Aliás, com a terapia-alvo, pelo menos metade dos indivíduos não viu a doença progredir passados os 24 meses do período de observação nos estudos. "Isso é muito significativo no cenário de um câncer de pulmão agressivo", pontua o doutor Harada. Para você ter ideia, na turma da quimio com imunoterapia, o câncer voltou a avançar depois de 11 meses, em média. "Portanto, com o selpercatinibe, o tumor tem um risco 54% menor de progredir, em comparação com os outros tratamentos", calcula Guilherme Harada.
Uma particularidade contribui para o enorme sucesso: em algum momento, 40% dos pacientes com tumores apresentando alteração de RET desenvolvem metástases intracranianas. E o cérebro tem uma proteção natural, a barreira hematoencefálica, que dificulta a penetração dos quimioterápicos. Mas o selpercatinibe se mostrou eficaz ali também.
Na verdade — atenção! —, ele age não importa onde apareça o gene alterado.

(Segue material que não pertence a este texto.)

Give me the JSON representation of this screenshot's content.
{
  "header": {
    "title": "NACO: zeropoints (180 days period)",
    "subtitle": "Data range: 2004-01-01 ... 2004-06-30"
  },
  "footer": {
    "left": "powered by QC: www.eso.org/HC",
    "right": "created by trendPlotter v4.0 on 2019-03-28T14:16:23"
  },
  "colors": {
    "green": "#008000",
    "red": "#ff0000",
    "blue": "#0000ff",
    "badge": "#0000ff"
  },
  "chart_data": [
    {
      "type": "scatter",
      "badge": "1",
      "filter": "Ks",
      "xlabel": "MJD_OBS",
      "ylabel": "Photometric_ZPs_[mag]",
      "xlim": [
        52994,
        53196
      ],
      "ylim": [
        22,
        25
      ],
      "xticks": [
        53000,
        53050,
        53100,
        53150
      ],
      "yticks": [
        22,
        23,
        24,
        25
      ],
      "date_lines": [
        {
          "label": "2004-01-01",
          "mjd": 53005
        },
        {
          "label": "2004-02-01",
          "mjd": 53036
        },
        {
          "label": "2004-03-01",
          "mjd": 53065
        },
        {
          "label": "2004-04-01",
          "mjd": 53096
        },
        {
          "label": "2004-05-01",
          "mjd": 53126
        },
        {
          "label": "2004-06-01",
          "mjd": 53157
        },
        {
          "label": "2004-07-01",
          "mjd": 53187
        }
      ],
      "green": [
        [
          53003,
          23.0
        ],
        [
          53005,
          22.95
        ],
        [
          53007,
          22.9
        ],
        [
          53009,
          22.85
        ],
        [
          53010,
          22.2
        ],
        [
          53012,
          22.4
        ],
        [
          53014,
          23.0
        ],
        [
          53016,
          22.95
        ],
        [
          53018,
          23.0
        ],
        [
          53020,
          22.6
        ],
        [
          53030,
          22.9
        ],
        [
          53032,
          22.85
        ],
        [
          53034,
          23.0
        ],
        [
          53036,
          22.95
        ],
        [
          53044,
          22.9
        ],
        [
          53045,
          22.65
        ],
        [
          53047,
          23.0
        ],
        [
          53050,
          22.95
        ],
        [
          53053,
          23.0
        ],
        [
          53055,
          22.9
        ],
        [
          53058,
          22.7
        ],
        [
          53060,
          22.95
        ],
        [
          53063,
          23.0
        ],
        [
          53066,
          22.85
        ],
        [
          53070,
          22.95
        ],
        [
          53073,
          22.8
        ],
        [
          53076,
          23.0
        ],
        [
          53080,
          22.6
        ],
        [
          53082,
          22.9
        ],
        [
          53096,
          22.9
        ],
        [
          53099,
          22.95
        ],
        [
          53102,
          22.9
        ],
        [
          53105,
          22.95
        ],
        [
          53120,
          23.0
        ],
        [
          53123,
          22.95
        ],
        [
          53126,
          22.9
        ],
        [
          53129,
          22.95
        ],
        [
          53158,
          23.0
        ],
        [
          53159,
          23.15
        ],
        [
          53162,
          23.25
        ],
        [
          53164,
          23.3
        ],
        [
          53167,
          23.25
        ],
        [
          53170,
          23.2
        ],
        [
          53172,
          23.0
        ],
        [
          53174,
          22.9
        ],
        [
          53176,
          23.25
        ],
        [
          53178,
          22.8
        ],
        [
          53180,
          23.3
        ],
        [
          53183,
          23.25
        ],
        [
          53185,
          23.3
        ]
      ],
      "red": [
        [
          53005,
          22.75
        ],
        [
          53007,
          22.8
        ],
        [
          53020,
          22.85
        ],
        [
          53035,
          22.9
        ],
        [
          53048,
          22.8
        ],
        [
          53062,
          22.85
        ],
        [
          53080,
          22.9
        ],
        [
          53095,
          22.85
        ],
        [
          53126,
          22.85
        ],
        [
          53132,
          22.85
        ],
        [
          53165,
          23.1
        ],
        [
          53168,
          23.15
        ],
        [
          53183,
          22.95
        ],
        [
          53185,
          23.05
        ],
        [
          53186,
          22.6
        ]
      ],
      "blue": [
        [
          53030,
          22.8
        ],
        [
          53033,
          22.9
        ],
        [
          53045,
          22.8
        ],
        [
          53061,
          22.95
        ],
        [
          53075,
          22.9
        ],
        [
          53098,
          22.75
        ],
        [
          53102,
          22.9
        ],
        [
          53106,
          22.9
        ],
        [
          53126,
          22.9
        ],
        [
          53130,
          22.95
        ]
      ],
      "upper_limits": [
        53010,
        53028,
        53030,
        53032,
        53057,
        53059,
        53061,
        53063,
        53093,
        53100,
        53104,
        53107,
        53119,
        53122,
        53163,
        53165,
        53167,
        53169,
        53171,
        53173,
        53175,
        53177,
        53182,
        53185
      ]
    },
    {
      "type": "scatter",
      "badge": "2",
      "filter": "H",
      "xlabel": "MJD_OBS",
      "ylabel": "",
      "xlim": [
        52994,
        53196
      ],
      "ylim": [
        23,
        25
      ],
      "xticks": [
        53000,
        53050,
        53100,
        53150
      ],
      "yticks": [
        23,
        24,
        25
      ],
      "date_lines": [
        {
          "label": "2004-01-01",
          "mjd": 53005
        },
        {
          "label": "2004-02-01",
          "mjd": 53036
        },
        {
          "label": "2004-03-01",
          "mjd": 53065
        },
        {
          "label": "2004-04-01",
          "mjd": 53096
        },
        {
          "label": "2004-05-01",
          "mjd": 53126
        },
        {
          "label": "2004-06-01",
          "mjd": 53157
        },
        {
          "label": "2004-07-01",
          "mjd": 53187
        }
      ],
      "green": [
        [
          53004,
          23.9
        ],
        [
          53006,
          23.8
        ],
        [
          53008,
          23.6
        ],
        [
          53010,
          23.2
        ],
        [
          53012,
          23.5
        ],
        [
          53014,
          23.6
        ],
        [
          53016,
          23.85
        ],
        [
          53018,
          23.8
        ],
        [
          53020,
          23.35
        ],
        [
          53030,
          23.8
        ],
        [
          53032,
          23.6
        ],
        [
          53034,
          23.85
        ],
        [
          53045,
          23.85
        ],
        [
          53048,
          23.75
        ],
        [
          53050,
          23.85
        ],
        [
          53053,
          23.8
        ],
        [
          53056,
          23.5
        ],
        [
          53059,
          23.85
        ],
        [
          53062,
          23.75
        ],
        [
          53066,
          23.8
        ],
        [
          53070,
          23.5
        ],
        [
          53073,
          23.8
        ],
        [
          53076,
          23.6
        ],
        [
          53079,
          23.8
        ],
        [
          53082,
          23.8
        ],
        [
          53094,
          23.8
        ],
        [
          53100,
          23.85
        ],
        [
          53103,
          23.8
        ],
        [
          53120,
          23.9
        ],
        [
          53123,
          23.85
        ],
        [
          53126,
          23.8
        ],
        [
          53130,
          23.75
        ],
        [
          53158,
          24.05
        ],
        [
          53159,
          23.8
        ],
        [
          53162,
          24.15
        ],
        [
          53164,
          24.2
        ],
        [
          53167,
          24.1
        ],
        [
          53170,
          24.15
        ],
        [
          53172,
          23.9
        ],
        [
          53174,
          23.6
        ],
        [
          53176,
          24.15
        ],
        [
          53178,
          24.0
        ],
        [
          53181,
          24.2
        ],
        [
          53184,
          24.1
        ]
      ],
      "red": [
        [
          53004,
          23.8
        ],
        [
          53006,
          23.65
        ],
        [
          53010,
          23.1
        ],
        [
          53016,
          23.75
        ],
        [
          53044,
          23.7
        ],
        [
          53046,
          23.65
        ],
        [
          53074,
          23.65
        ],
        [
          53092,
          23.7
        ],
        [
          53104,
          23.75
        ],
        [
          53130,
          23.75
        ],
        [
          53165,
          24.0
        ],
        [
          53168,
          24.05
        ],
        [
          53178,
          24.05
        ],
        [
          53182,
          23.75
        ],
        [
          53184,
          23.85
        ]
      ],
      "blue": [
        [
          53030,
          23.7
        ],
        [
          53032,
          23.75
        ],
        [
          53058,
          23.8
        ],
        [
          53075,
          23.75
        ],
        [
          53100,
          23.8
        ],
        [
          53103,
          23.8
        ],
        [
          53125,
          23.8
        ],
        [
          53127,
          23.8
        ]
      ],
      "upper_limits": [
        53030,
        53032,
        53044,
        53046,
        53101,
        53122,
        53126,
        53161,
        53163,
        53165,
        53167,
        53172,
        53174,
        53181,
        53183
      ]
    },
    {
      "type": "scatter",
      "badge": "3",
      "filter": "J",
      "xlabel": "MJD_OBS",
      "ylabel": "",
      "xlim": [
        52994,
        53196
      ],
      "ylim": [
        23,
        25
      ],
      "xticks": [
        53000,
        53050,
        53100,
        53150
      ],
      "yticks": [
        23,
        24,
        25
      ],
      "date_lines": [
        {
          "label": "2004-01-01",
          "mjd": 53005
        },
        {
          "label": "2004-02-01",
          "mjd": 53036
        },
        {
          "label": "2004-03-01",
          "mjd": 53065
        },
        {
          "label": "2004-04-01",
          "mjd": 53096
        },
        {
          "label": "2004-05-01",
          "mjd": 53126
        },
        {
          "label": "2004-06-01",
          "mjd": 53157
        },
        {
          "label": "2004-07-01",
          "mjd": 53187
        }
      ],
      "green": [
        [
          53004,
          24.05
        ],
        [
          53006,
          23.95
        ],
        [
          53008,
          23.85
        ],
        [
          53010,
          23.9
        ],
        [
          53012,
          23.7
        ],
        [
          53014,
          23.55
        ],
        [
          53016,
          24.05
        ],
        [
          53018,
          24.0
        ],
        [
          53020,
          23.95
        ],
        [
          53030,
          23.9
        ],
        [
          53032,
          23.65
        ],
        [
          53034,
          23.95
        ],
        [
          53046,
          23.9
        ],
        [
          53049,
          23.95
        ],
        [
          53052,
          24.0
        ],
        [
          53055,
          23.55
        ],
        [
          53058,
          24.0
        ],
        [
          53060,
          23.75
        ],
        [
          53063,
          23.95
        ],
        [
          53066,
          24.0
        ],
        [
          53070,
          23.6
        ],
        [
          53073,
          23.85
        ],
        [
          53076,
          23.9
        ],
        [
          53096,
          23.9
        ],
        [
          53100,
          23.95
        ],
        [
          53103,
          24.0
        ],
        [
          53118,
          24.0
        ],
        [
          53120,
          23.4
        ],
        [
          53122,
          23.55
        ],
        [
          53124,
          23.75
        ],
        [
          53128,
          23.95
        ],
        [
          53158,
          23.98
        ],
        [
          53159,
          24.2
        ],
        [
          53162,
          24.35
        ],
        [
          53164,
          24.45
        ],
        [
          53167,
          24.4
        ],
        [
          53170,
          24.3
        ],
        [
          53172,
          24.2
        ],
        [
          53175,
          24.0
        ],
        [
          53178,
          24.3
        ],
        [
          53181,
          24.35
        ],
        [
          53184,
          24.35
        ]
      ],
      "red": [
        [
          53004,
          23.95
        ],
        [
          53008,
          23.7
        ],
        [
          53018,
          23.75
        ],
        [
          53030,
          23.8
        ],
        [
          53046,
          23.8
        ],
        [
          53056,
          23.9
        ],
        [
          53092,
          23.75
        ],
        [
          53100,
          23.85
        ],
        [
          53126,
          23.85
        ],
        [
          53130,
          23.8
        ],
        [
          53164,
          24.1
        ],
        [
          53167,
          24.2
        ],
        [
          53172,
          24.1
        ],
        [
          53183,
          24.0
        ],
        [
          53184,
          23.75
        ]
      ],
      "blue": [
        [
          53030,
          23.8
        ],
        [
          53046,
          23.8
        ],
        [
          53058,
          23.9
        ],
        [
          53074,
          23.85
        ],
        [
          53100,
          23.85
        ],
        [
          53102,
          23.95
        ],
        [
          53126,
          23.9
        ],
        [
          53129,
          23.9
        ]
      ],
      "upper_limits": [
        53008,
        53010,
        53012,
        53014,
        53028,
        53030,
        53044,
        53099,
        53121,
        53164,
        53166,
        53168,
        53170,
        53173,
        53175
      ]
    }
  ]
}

Inclusive, está mostrando efeito em outros tumores, como o de pâncreas e o de tireoide, com a mesmíssima alteração do RET.
Até quando?
O comprimido com 160 miligramas de selpercatinibe deve ser tomado duas vezes ao dia por tempo indeterminado, mesmo se os exames deixarem de exibir qualquer metástase. Ou seja, o tratamento será feito o amor: eterno enquanto durar.
Ele deverá ser interrompido apenas se a doença voltar a crescer, sinal de que ela não está mais respondendo à terapia, ou se a pessoa deixar de tolerá-lo. Mas isso não é o mais comum. Durante sua temporada no Memorial, Guilherme Harada encontrou pacientes que já se tratavam com a terapia-alvo por mais de quatro anos e que continuavam bem.
Somente cerca de 4% dos indivíduos precisaram largar o selpercatinibe por causa de efeitos adversos, como alterações importantes nas enzimas do fígado ou diarreias fortes. No restante, a queixa mais frequente é a de boca seca, algo que pode ser contornado com outras medicações. "Além disso, alguns apresentam elevação da pressão arterial e inchaço, principalmente nas pernas", conta o oncologista. "O médico, claro, precisará ficar monitorando tudo isso."
O que esperar agora
Como várias terapias-alvo, essa também deverá ser mais cara que outros tratamentos. Mas aí é que está: quanto será que se ganha quando você tem uma droga usada em casa, poupando idas ao hospital por causa de efeitos adversos, equipes de saúde e equipamentos para injetar remédios, deixando cadeiras usadas para quimioterapia livres para outros pacientes? Sem contar o inestimável valor de dois, quatro anos com excelente qualidade de vida.
Guilherme Harada lembra que essa discussão implica em outra: acesso ao teste de diagnóstico. Ele tem razão: de que adianta querer a terapia, se a gente não identifica quem tem o seu alvo, a alteração do RET? Até porque o ideal é que o selpercatinibe seja prescrito de cara quando esse gene está alterado, bloqueando sem perda de tempo o mal que é capaz de causar.